# Windows XP oder Windows Vista?



## rico81 (5. April 2008)

Hallo an alle! Habe zur Zeit noch Windows XP SP2 auf mein Rechner und bin am überlegen ob ich auf Vista um steige. Kann mir jemand sagen ob es sich schon lohnt auf Windows Vista um zu rüsten?  Hab mal gelesen das Vista noch Probleme mit manchen Programmen (Spielen) hatte. mfg rico


----------



## SchumiGSG9 (5. April 2008)

mein Vista 64 bit leuft recht gut

selbst Gothic 1 leuft (da habe ich selber gestaunt)

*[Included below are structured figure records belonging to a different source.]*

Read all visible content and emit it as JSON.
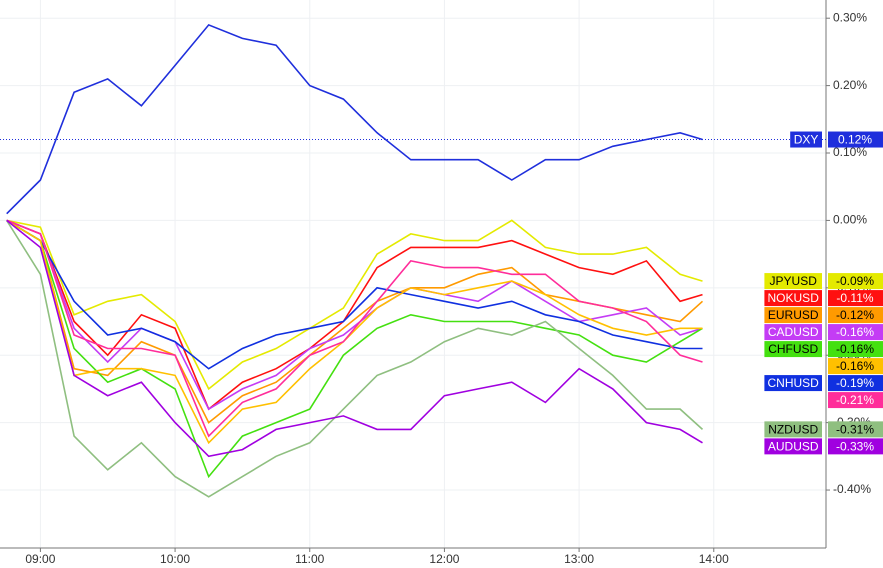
{
  "chart_data": {
    "type": "line",
    "x": [
      "08:45",
      "09:00",
      "09:15",
      "09:30",
      "09:45",
      "10:00",
      "10:15",
      "10:30",
      "10:45",
      "11:00",
      "11:15",
      "11:30",
      "11:45",
      "12:00",
      "12:15",
      "12:30",
      "12:45",
      "13:00",
      "13:15",
      "13:30",
      "13:45",
      "13:55"
    ],
    "xlim": [
      "08:42",
      "14:50"
    ],
    "xticks": [
      "09:00",
      "10:00",
      "11:00",
      "12:00",
      "13:00",
      "14:00"
    ],
    "ylim": [
      -0.486,
      0.327
    ],
    "yticks": [
      {
        "value": 0.3,
        "label": "0.30%"
      },
      {
        "value": 0.2,
        "label": "0.20%"
      },
      {
        "value": 0.1,
        "label": "0.10%"
      },
      {
        "value": 0,
        "label": "0.00%"
      },
      {
        "value": -0.1,
        "label": "-0.10%"
      },
      {
        "value": -0.2,
        "label": "-0.20%"
      },
      {
        "value": -0.3,
        "label": "-0.30%"
      },
      {
        "value": -0.4,
        "label": "-0.40%"
      }
    ],
    "grid": true,
    "series": [
      {
        "name": "DXY",
        "color": "#1f2fdc",
        "price_line": true,
        "last_label": "0.12%",
        "values": [
          0.01,
          0.06,
          0.19,
          0.21,
          0.17,
          0.23,
          0.29,
          0.27,
          0.26,
          0.2,
          0.18,
          0.13,
          0.09,
          0.09,
          0.09,
          0.06,
          0.09,
          0.09,
          0.11,
          0.12,
          0.13,
          0.12
        ]
      },
      {
        "name": "JPYUSD",
        "color": "#e4ea00",
        "last_label": "-0.09%",
        "values": [
          0,
          -0.01,
          -0.14,
          -0.12,
          -0.11,
          -0.15,
          -0.25,
          -0.21,
          -0.19,
          -0.16,
          -0.13,
          -0.05,
          -0.02,
          -0.03,
          -0.03,
          0,
          -0.04,
          -0.05,
          -0.05,
          -0.04,
          -0.08,
          -0.09
        ]
      },
      {
        "name": "NOKUSD",
        "color": "#ff1010",
        "last_label": "-0.11%",
        "values": [
          0,
          -0.02,
          -0.15,
          -0.2,
          -0.14,
          -0.16,
          -0.28,
          -0.24,
          -0.22,
          -0.19,
          -0.15,
          -0.07,
          -0.04,
          -0.04,
          -0.04,
          -0.03,
          -0.05,
          -0.07,
          -0.08,
          -0.06,
          -0.12,
          -0.11
        ]
      },
      {
        "name": "EURUSD",
        "color": "#ff9a00",
        "last_label": "-0.12%",
        "values": [
          0,
          -0.03,
          -0.22,
          -0.23,
          -0.18,
          -0.2,
          -0.3,
          -0.26,
          -0.24,
          -0.2,
          -0.16,
          -0.12,
          -0.1,
          -0.1,
          -0.08,
          -0.07,
          -0.11,
          -0.12,
          -0.13,
          -0.14,
          -0.15,
          -0.12
        ]
      },
      {
        "name": "CADUSD",
        "color": "#c43cf5",
        "last_label": "-0.16%",
        "values": [
          0,
          -0.02,
          -0.16,
          -0.21,
          -0.16,
          -0.18,
          -0.28,
          -0.25,
          -0.23,
          -0.19,
          -0.17,
          -0.13,
          -0.1,
          -0.11,
          -0.12,
          -0.09,
          -0.12,
          -0.15,
          -0.14,
          -0.13,
          -0.17,
          -0.16
        ]
      },
      {
        "name": "CNHUSD",
        "color": "#1030e0",
        "last_label": "-0.19%",
        "values": [
          0,
          -0.03,
          -0.12,
          -0.17,
          -0.16,
          -0.18,
          -0.22,
          -0.19,
          -0.17,
          -0.16,
          -0.15,
          -0.1,
          -0.11,
          -0.12,
          -0.13,
          -0.12,
          -0.14,
          -0.15,
          -0.17,
          -0.18,
          -0.19,
          -0.19
        ]
      },
      {
        "name": "CHFUSD",
        "color": "#44e010",
        "last_label": "-0.16%",
        "values": [
          0,
          -0.03,
          -0.19,
          -0.24,
          -0.22,
          -0.25,
          -0.38,
          -0.32,
          -0.3,
          -0.28,
          -0.2,
          -0.16,
          -0.14,
          -0.15,
          -0.15,
          -0.15,
          -0.16,
          -0.17,
          -0.2,
          -0.21,
          -0.18,
          -0.16
        ]
      },
      {
        "color": "#ffc000",
        "last_label": "-0.16%",
        "values": [
          0,
          -0.03,
          -0.23,
          -0.22,
          -0.22,
          -0.23,
          -0.33,
          -0.28,
          -0.27,
          -0.22,
          -0.18,
          -0.13,
          -0.1,
          -0.11,
          -0.1,
          -0.09,
          -0.11,
          -0.14,
          -0.16,
          -0.17,
          -0.16,
          -0.16
        ]
      },
      {
        "color": "#ff2d9a",
        "last_label": "-0.21%",
        "values": [
          0,
          -0.02,
          -0.17,
          -0.19,
          -0.19,
          -0.2,
          -0.32,
          -0.27,
          -0.25,
          -0.2,
          -0.18,
          -0.12,
          -0.06,
          -0.07,
          -0.07,
          -0.08,
          -0.08,
          -0.12,
          -0.13,
          -0.15,
          -0.2,
          -0.21
        ]
      },
      {
        "name": "NZDUSD",
        "color": "#8fbf80",
        "last_label": "-0.31%",
        "values": [
          0,
          -0.08,
          -0.32,
          -0.37,
          -0.33,
          -0.38,
          -0.41,
          -0.38,
          -0.35,
          -0.33,
          -0.28,
          -0.23,
          -0.21,
          -0.18,
          -0.16,
          -0.17,
          -0.15,
          -0.19,
          -0.23,
          -0.28,
          -0.28,
          -0.31
        ]
      },
      {
        "name": "AUDUSD",
        "color": "#a000e0",
        "last_label": "-0.33%",
        "values": [
          0,
          -0.04,
          -0.23,
          -0.26,
          -0.24,
          -0.3,
          -0.35,
          -0.34,
          -0.31,
          -0.3,
          -0.29,
          -0.31,
          -0.31,
          -0.26,
          -0.25,
          -0.24,
          -0.27,
          -0.22,
          -0.25,
          -0.3,
          -0.31,
          -0.33
        ]
      }
    ]
  }
}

ansonsten ist aber Win XP 64 bit noch schneller und unterstützt auch 4 GB und mehr Arbeitsspeicher


----------



## Bioschnitzel (6. April 2008)

1. Was willst du mit dem PC machen?
2. Wieviel Arbeitsspeicher hat dein Rechner (oder wird er haben) ?
3. Willst du Direct X10?
4. Willst du es Zukunfstsicher?

Ich würde dir (ein halbswegs aktueller PC vorrausgesetzt) zu Win Vista Ultimate oder Home Premium 64 Bit raten.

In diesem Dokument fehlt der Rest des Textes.